There’s been a lot in pop culture that has hit close to home for Grace recently — including the #MeToo movement blowing the lid off the rampant sexism that comes with being a woman in the entertainment industry. Grace has seen a lot of criticism of her approach and persona over the years, which is something she attributes, at least partly, to a misogynistic culture.

“I firmly think it’s just hatred, outright hate. I think it’s easy for men to hate women,” she said. “It’s just so ingrained in our society — not giving them a job, not giving them a raise, raping them, taking advantage of them, belittling them, demeaning them, devaluing them in a million ways, whether they even know it or not. … All of that is BS, and it’s hurtful to me. But if I were to listen to all of that criticism and all of that hatred, I’d still be at home hiding under the bed right now. No dream would have ever come true, no task would’ve ever been accomplished, I would never have tried a case. I would still be working in the back of the library — processing books in the back, which was my job in undergrad — where I was perfectly content.”

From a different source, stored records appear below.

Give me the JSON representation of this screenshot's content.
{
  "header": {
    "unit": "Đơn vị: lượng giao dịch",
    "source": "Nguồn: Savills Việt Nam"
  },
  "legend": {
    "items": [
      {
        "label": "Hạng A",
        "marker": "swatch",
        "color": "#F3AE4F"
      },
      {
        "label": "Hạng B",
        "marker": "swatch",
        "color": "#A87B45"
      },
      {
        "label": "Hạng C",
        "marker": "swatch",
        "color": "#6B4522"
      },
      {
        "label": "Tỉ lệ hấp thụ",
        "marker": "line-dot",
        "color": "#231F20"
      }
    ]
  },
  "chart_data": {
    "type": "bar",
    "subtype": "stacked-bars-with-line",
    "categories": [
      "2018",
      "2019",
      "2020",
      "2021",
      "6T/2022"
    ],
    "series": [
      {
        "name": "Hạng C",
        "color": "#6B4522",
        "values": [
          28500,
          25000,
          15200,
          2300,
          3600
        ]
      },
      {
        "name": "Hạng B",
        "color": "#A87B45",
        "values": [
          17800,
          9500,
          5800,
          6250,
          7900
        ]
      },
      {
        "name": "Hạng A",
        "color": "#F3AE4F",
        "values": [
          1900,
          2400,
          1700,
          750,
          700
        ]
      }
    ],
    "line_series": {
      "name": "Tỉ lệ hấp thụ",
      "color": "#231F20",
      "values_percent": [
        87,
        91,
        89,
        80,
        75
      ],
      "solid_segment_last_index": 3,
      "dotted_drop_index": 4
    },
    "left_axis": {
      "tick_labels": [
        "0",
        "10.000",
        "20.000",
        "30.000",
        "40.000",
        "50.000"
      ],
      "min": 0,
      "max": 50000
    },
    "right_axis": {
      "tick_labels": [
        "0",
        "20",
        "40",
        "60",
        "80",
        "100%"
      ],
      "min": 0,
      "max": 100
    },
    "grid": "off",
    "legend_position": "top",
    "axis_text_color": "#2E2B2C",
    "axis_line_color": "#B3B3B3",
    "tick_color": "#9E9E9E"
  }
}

In addition to her Hailey Dean series, Grace announced this week that she was partnering with iHeart Media to launch a new audio crime feature, “Crime Alert With Nancy Grace,” in July. But her main passion these days is parenting her twins, 10-year-old Lucy and John, with husband David Linch — though she admitted that being privy to so many disturbing crimes has brought a unique set of anxieties to being a mom.

“I hope they don’t read this interview, because I have been spying on them on the nanny-cam all day. I woke up in the middle of the night with nightmares about them because I’ve been away three nights!” she said. “I was just texting their babysitter, and they’re at home with my 86-year-old mother (who lives with us) right now, so the Lord only knows what’s happening. It’s all wild, I’m sure. We have a rescue dog, a rescue cat, and two rescue guinea pigs.”

Regarding that nanny-cam spying, it’s not the only way Grace stalks her kids to make sure they’re OK. “You’ve heard of a helicopter mom? I consider myself a straightjacket mom. I mean, I’m all over them. But I try to do it in a way that they really don’t know about it. I at least try to hide when I spy on them. ‘Mom, was that you in the parking lot today at school?’ I’m like, ‘No.’ ‘Mom, it was you.’ I’m like, ‘OK, I may have driven through.'”

Her kids are her “biggest blessing,” Grace says. “But all my fears are embodied in my trying to protect them.”